Its cost is a much larger bounded state footprint: 301 GiB when counted as slot+value pairs. It
also creates a long first-touch period where most transactions write previously empty cells. This
TIP chooses a smaller 2.35 GiB slot+value footprint and accepts a modest average probe rate instead.

# Observability

No new EVM events are required. Expiring nonce replay protection is a consensus validity rule, and
emitting an event for every replay-cell write would add unnecessary receipt volume.

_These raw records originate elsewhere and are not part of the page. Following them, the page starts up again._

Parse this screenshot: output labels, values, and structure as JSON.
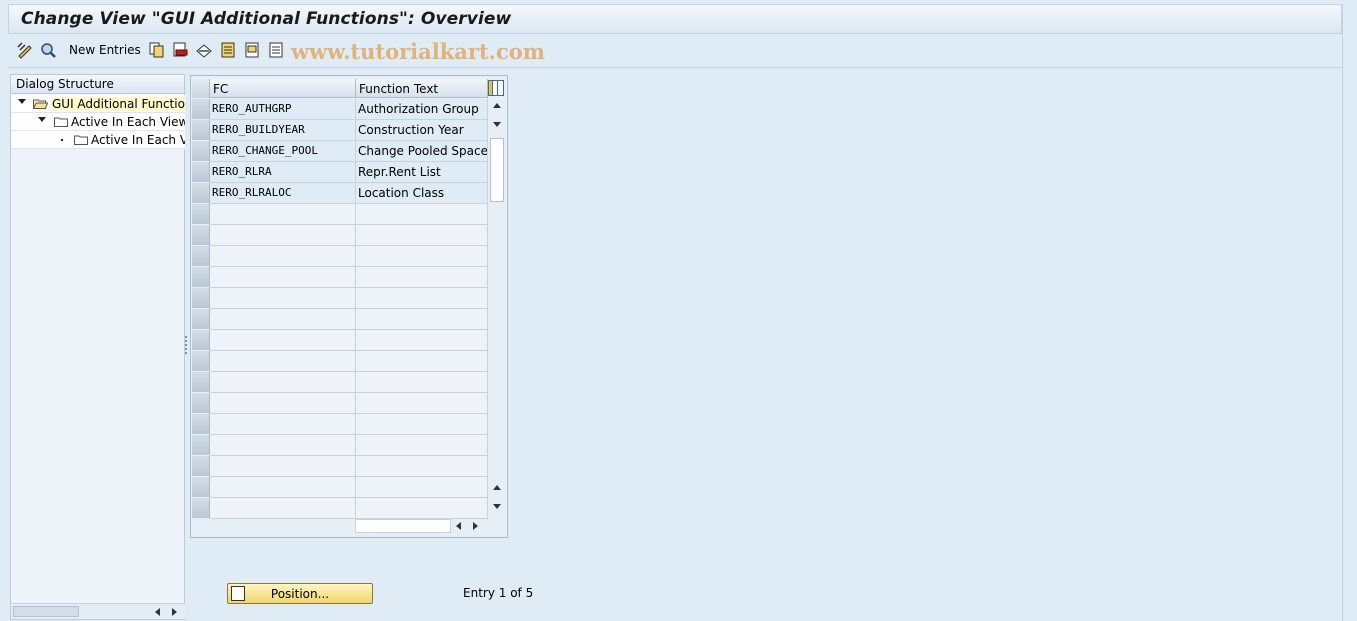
{
  "window": {
    "title": "Change View \"GUI Additional Functions\": Overview"
  },
  "toolbar": {
    "new_entries_label": "New Entries",
    "icons": [
      "display-change-icon",
      "find-icon",
      "copy-icon",
      "delete-icon",
      "undo-icon",
      "select-all-icon",
      "select-block-icon",
      "deselect-all-icon"
    ]
  },
  "watermark": "www.tutorialkart.com",
  "dialog_structure": {
    "header": "Dialog Structure",
    "items": [
      {
        "label": "GUI Additional Functions",
        "level": 0,
        "expanded": true,
        "selected": true
      },
      {
        "label": "Active In Each View",
        "level": 1,
        "expanded": true,
        "selected": false
      },
      {
        "label": "Active In Each Vi",
        "level": 2,
        "expanded": false,
        "selected": false
      }
    ]
  },
  "table": {
    "columns": [
      "FC",
      "Function Text"
    ],
    "rows": [
      [
        "RERO_AUTHGRP",
        "Authorization Group"
      ],
      [
        "RERO_BUILDYEAR",
        "Construction Year"
      ],
      [
        "RERO_CHANGE_POOL",
        "Change Pooled Space"
      ],
      [
        "RERO_RLRA",
        "Repr.Rent List"
      ],
      [
        "RERO_RLRALOC",
        "Location Class"
      ]
    ],
    "empty_rows": 15
  },
  "footer": {
    "position_button_label": "Position...",
    "entry_info": "Entry 1 of 5"
  }
}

Nodes SHOULD expose metrics for:

| Metric | Purpose |
| --- | --- |
| `expiring_nonce_probe_count` | Distribution of probes per accepted transaction |
| `expiring_nonce_first_cell_hit_total` | Common-path hit rate for builder prewarming |
| `expiring_nonce_probe_exhausted_total` | Collision or attack pressure |
| `expiring_nonce_replay_total` | Replay rejection rate |
| `expiring_nonce_old_seen_replay_total` | Replays caught by the hardfork migration dual-check |
| `expiring_nonce_cells_touched_total` | Approximate growth toward the bounded table footprint |

# Invariants

1. **No replay.** A sender-scoped expiring nonce replay hash with a live `valid_before` MUST NOT be
   accepted twice.
2. **Hardfork replay continuity.** A transaction included before activation and still live after
   activation MUST be rejected by the migration dual-check.
3. **Expiry bounds.** Transactions with `valid_before <= block.timestamp` or
   `valid_before > block.timestamp + 300` MUST be rejected.
4. **Bucket expiry proof.** Within a bucket, `stored_valid_before != tx.valid_before` MUST imply the
   stored record is not live.
5. **Collision handling.** A live collision with a different fingerprint MUST probe the next
   deterministic cell, up to `EXPIRING_NONCE_MAX_PROBES`.
6. **Probe exhaustion.** If all probed cells contain different live fingerprints for the same
   `valid_before`, the transaction MUST be rejected with `ExpiringNonceSetFull`.
7. **Bounded state.** New replay state MUST be limited to
   `EXPIRING_NONCE_BUCKET_COUNT * EXPIRING_NONCE_BUCKET_CAPACITY` cells in the reserved direct slot
   range.
8. **No explicit cleanup dependency.** Replay correctness MUST NOT depend on offchain pruning,
   MEV services, or TIP-1060 storage credits.
9. **No nonce mutation.** Expiring nonce transactions MUST NOT increment protocol nonces or 2D
   nonces.
10. **Storage layout hygiene.** Old ring slots 1, 2, and 3 MUST remain reserved after activation,
    and future Nonce precompile fields MUST NOT overlap the direct replay-cell slot range.